Once you have reviewed your reporting, and analysed your options, you are now ready to respond to the IRS. Depending upon the severity of your outstanding issues, it could make sense at this point to also involved an enrolled agent who specializes in this area. Be aware, there are very few attorneys, CPAs or other tax professionals who specialize in ACA reporting.

Can you run the risk of non-compliance? Are you confident you or your ACA reporting vendor have the expertise on staff to manage the data and prepare the reports?
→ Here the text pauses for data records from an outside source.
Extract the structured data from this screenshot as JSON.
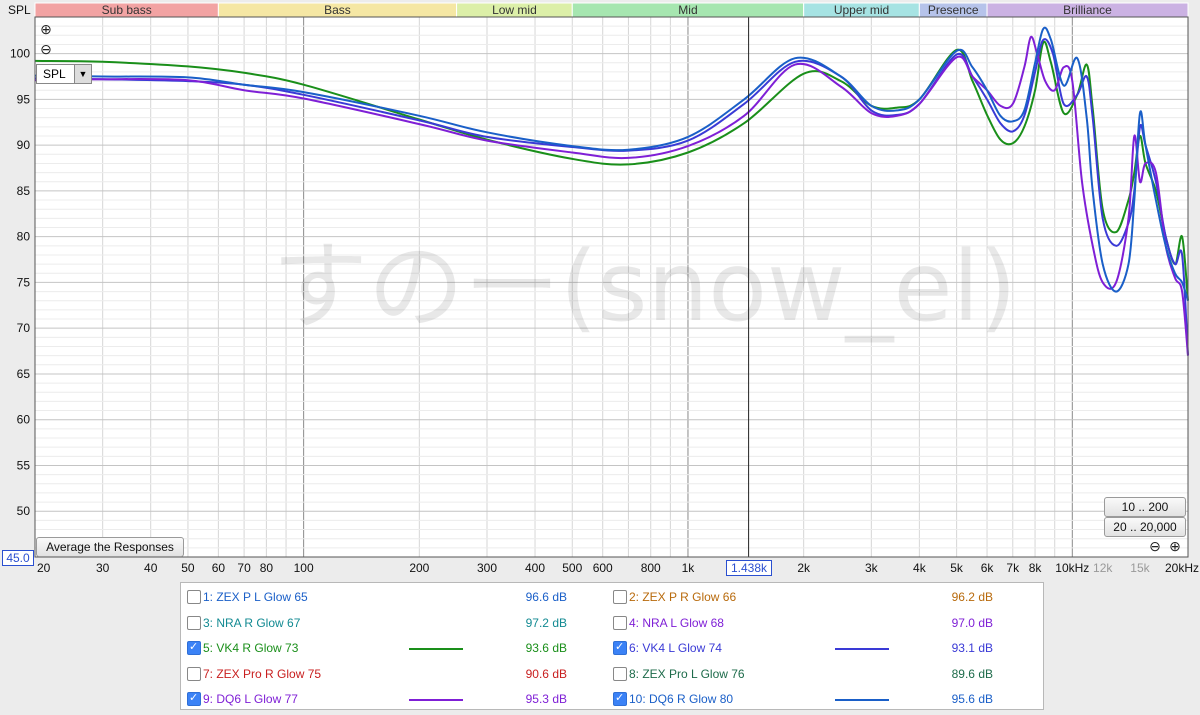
{
  "toolbar": {
    "y_axis_title": "SPL",
    "spl_dropdown": "SPL",
    "zoom_in_icon": "plus-circle-icon",
    "zoom_out_icon": "minus-circle-icon",
    "average_button": "Average the Responses",
    "range_10_200": "10 .. 200",
    "range_20_20000": "20 .. 20,000",
    "y_cursor_readout": "45.0",
    "x_cursor_readout": "1.438k"
  },
  "watermark": "すのー(snow_el)",
  "bands": [
    {
      "label": "Sub bass",
      "from": 20,
      "to": 60,
      "color": "#f2a3a3"
    },
    {
      "label": "Bass",
      "from": 60,
      "to": 250,
      "color": "#f5e7a4"
    },
    {
      "label": "Low mid",
      "from": 250,
      "to": 500,
      "color": "#dcefa8"
    },
    {
      "label": "Mid",
      "from": 500,
      "to": 2000,
      "color": "#a6e6b0"
    },
    {
      "label": "Upper mid",
      "from": 2000,
      "to": 4000,
      "color": "#a6e3e3"
    },
    {
      "label": "Presence",
      "from": 4000,
      "to": 6000,
      "color": "#b6c3ea"
    },
    {
      "label": "Brilliance",
      "from": 6000,
      "to": 20000,
      "color": "#cbb2e3"
    }
  ],
  "chart_data": {
    "type": "line",
    "xscale": "log",
    "xlim": [
      20,
      20000
    ],
    "ylim": [
      45,
      104
    ],
    "grid": true,
    "cursor_x": 1438,
    "ylabel": "SPL",
    "x_ticks": [
      {
        "v": 20,
        "label": "20"
      },
      {
        "v": 30,
        "label": "30"
      },
      {
        "v": 40,
        "label": "40"
      },
      {
        "v": 50,
        "label": "50"
      },
      {
        "v": 60,
        "label": "60"
      },
      {
        "v": 70,
        "label": "70"
      },
      {
        "v": 80,
        "label": "80"
      },
      {
        "v": 100,
        "label": "100"
      },
      {
        "v": 200,
        "label": "200"
      },
      {
        "v": 300,
        "label": "300"
      },
      {
        "v": 400,
        "label": "400"
      },
      {
        "v": 500,
        "label": "500"
      },
      {
        "v": 600,
        "label": "600"
      },
      {
        "v": 800,
        "label": "800"
      },
      {
        "v": 1000,
        "label": "1k"
      },
      {
        "v": 2000,
        "label": "2k"
      },
      {
        "v": 3000,
        "label": "3k"
      },
      {
        "v": 4000,
        "label": "4k"
      },
      {
        "v": 5000,
        "label": "5k"
      },
      {
        "v": 6000,
        "label": "6k"
      },
      {
        "v": 7000,
        "label": "7k"
      },
      {
        "v": 8000,
        "label": "8k"
      },
      {
        "v": 10000,
        "label": "10kHz"
      },
      {
        "v": 12000,
        "label": "12k",
        "dim": true
      },
      {
        "v": 15000,
        "label": "15k",
        "dim": true
      },
      {
        "v": 20000,
        "label": "20kHz"
      }
    ],
    "y_ticks": [
      50,
      55,
      60,
      65,
      70,
      75,
      80,
      85,
      90,
      95,
      100
    ],
    "series": [
      {
        "name": "VK4 R Glow 73",
        "color": "#1a8f1a",
        "points": [
          [
            20,
            99.2
          ],
          [
            30,
            99.1
          ],
          [
            50,
            98.6
          ],
          [
            70,
            97.9
          ],
          [
            100,
            96.6
          ],
          [
            200,
            92.8
          ],
          [
            300,
            90.6
          ],
          [
            500,
            88.5
          ],
          [
            700,
            87.9
          ],
          [
            1000,
            89.2
          ],
          [
            1400,
            92.4
          ],
          [
            2000,
            97.8
          ],
          [
            2500,
            97
          ],
          [
            3000,
            94.3
          ],
          [
            3500,
            94.1
          ],
          [
            4000,
            95
          ],
          [
            5000,
            100.4
          ],
          [
            5500,
            97
          ],
          [
            6000,
            93.3
          ],
          [
            6500,
            90.6
          ],
          [
            7000,
            90.2
          ],
          [
            7500,
            92
          ],
          [
            8000,
            96
          ],
          [
            8400,
            101.2
          ],
          [
            8800,
            99
          ],
          [
            9500,
            93.5
          ],
          [
            10300,
            95.5
          ],
          [
            10900,
            98.8
          ],
          [
            11300,
            94
          ],
          [
            12000,
            83
          ],
          [
            13000,
            80.5
          ],
          [
            14000,
            84
          ],
          [
            14500,
            87
          ],
          [
            15000,
            91
          ],
          [
            15500,
            88
          ],
          [
            16500,
            85
          ],
          [
            17500,
            80
          ],
          [
            18500,
            77
          ],
          [
            19300,
            80
          ],
          [
            20000,
            73
          ]
        ]
      },
      {
        "name": "VK4 L Glow 74",
        "color": "#3a3ad6",
        "points": [
          [
            20,
            97.3
          ],
          [
            30,
            97.2
          ],
          [
            50,
            97
          ],
          [
            70,
            96.6
          ],
          [
            100,
            95.5
          ],
          [
            200,
            92.7
          ],
          [
            300,
            90.9
          ],
          [
            500,
            89.8
          ],
          [
            700,
            89.4
          ],
          [
            1000,
            90.5
          ],
          [
            1400,
            94.5
          ],
          [
            1900,
            99.1
          ],
          [
            2500,
            97.5
          ],
          [
            3000,
            93.8
          ],
          [
            3500,
            93.3
          ],
          [
            4000,
            94.5
          ],
          [
            5000,
            99.9
          ],
          [
            5500,
            97.5
          ],
          [
            6000,
            95
          ],
          [
            6500,
            92.4
          ],
          [
            7000,
            91.5
          ],
          [
            7500,
            93.2
          ],
          [
            8000,
            98
          ],
          [
            8400,
            101.5
          ],
          [
            8900,
            100
          ],
          [
            9500,
            94.5
          ],
          [
            10300,
            95.5
          ],
          [
            10900,
            97.5
          ],
          [
            11300,
            93
          ],
          [
            12000,
            82
          ],
          [
            13000,
            79
          ],
          [
            14000,
            81.5
          ],
          [
            14500,
            85
          ],
          [
            15000,
            92
          ],
          [
            15500,
            90
          ],
          [
            16500,
            86
          ],
          [
            17500,
            80
          ],
          [
            18500,
            77
          ],
          [
            19300,
            78
          ],
          [
            20000,
            67
          ]
        ]
      },
      {
        "name": "DQ6 L Glow 77",
        "color": "#7f1fd6",
        "points": [
          [
            20,
            97.1
          ],
          [
            30,
            97.2
          ],
          [
            50,
            97.1
          ],
          [
            70,
            96
          ],
          [
            100,
            95.1
          ],
          [
            200,
            92.3
          ],
          [
            300,
            90.5
          ],
          [
            500,
            89.2
          ],
          [
            700,
            88.6
          ],
          [
            1000,
            89.9
          ],
          [
            1400,
            93.2
          ],
          [
            1900,
            98.8
          ],
          [
            2500,
            96.4
          ],
          [
            3000,
            93.5
          ],
          [
            3500,
            93.2
          ],
          [
            4000,
            94.5
          ],
          [
            5000,
            99.6
          ],
          [
            5500,
            97.5
          ],
          [
            6000,
            96
          ],
          [
            6500,
            94.3
          ],
          [
            7000,
            94.5
          ],
          [
            7500,
            98.5
          ],
          [
            7800,
            101.8
          ],
          [
            8100,
            100
          ],
          [
            8500,
            97
          ],
          [
            9000,
            96
          ],
          [
            9500,
            98.5
          ],
          [
            10000,
            97
          ],
          [
            10600,
            86
          ],
          [
            11300,
            79
          ],
          [
            12000,
            75
          ],
          [
            13000,
            75
          ],
          [
            14000,
            82
          ],
          [
            14500,
            91
          ],
          [
            15000,
            86
          ],
          [
            15500,
            88
          ],
          [
            16500,
            87
          ],
          [
            17500,
            79
          ],
          [
            18500,
            75.5
          ],
          [
            19300,
            74
          ],
          [
            20000,
            67
          ]
        ]
      },
      {
        "name": "DQ6 R Glow 80",
        "color": "#1a5fc8",
        "points": [
          [
            20,
            97.6
          ],
          [
            30,
            97.5
          ],
          [
            50,
            97.4
          ],
          [
            70,
            96.6
          ],
          [
            100,
            95.8
          ],
          [
            200,
            93.2
          ],
          [
            300,
            91.4
          ],
          [
            500,
            89.9
          ],
          [
            700,
            89.5
          ],
          [
            1000,
            90.9
          ],
          [
            1400,
            95
          ],
          [
            1900,
            99.5
          ],
          [
            2500,
            97.5
          ],
          [
            3000,
            94.3
          ],
          [
            3500,
            93.8
          ],
          [
            4000,
            95
          ],
          [
            5000,
            100.3
          ],
          [
            5500,
            98.5
          ],
          [
            6000,
            96
          ],
          [
            6500,
            93.2
          ],
          [
            7000,
            92.6
          ],
          [
            7500,
            93.8
          ],
          [
            8000,
            99
          ],
          [
            8400,
            102.7
          ],
          [
            8800,
            101.5
          ],
          [
            9500,
            96.5
          ],
          [
            10300,
            99.5
          ],
          [
            10900,
            93
          ],
          [
            11300,
            85
          ],
          [
            12000,
            77
          ],
          [
            13000,
            74
          ],
          [
            14000,
            77
          ],
          [
            14500,
            84
          ],
          [
            15000,
            93.5
          ],
          [
            15500,
            90
          ],
          [
            16500,
            84
          ],
          [
            17500,
            79
          ],
          [
            18500,
            76
          ],
          [
            19300,
            75
          ],
          [
            20000,
            73
          ]
        ]
      }
    ]
  },
  "legend": {
    "items": [
      {
        "index": "1",
        "label": "1: ZEX P L Glow 65",
        "checked": false,
        "value": "96.6 dB",
        "color": "#1a5fc8",
        "shown": false
      },
      {
        "index": "2",
        "label": "2: ZEX P R Glow 66",
        "checked": false,
        "value": "96.2 dB",
        "color": "#b86a0c",
        "shown": false
      },
      {
        "index": "3",
        "label": "3: NRA R Glow 67",
        "checked": false,
        "value": "97.2 dB",
        "color": "#128a92",
        "shown": false
      },
      {
        "index": "4",
        "label": "4: NRA L Glow 68",
        "checked": false,
        "value": "97.0 dB",
        "color": "#7f1fd6",
        "shown": false
      },
      {
        "index": "5",
        "label": "5: VK4 R Glow 73",
        "checked": true,
        "value": "93.6 dB",
        "color": "#1a8f1a",
        "shown": true
      },
      {
        "index": "6",
        "label": "6: VK4 L Glow 74",
        "checked": true,
        "value": "93.1 dB",
        "color": "#3a3ad6",
        "shown": true
      },
      {
        "index": "7",
        "label": "7: ZEX Pro R Glow 75",
        "checked": false,
        "value": "90.6 dB",
        "color": "#c81e1e",
        "shown": false
      },
      {
        "index": "8",
        "label": "8: ZEX Pro L Glow 76",
        "checked": false,
        "value": "89.6 dB",
        "color": "#1d6b4a",
        "shown": false
      },
      {
        "index": "9",
        "label": "9: DQ6 L Glow 77",
        "checked": true,
        "value": "95.3 dB",
        "color": "#7f1fd6",
        "shown": true
      },
      {
        "index": "10",
        "label": "10: DQ6 R Glow 80",
        "checked": true,
        "value": "95.6 dB",
        "color": "#1a5fc8",
        "shown": true
      }
    ]
  }
}
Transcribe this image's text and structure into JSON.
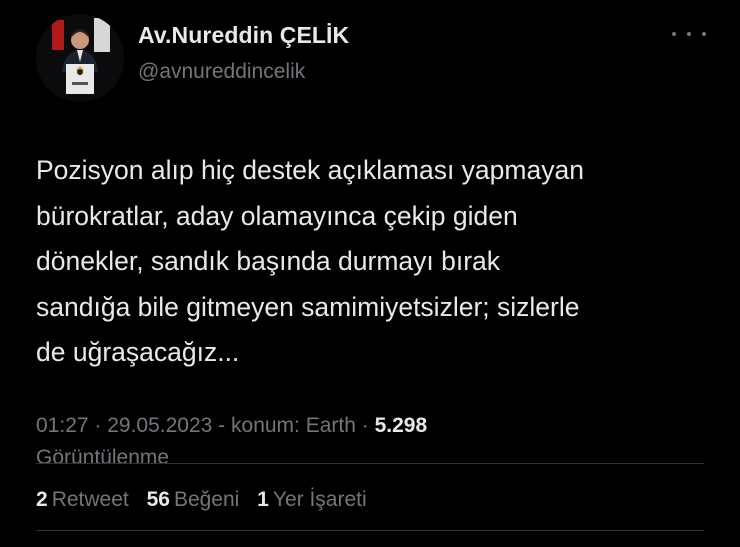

If not, here are a few parting tips:

  1. Determine ALE Status: Ensure that you have written proof – which includes counsel – that determines whether or not you are an applicable large employer, as calculations made from head counts may be erroneous and risk non-compliance.
  2. Get Started: Organizations must distribute statements by Jan. 31, 2018 and submit files to IRS by March 31, 2018. As a result, it is important to start this process as early as possible so that you do not have to scramble at year-end.
  3. Get Help: Consider hiring ACA consultants who have a breadth of experience with taxation rules and regulations and are not exclusively an ACA reporting vendor. The investment is worth your time and money since it can reduce the risk of being non-compliant or incurring a penalties.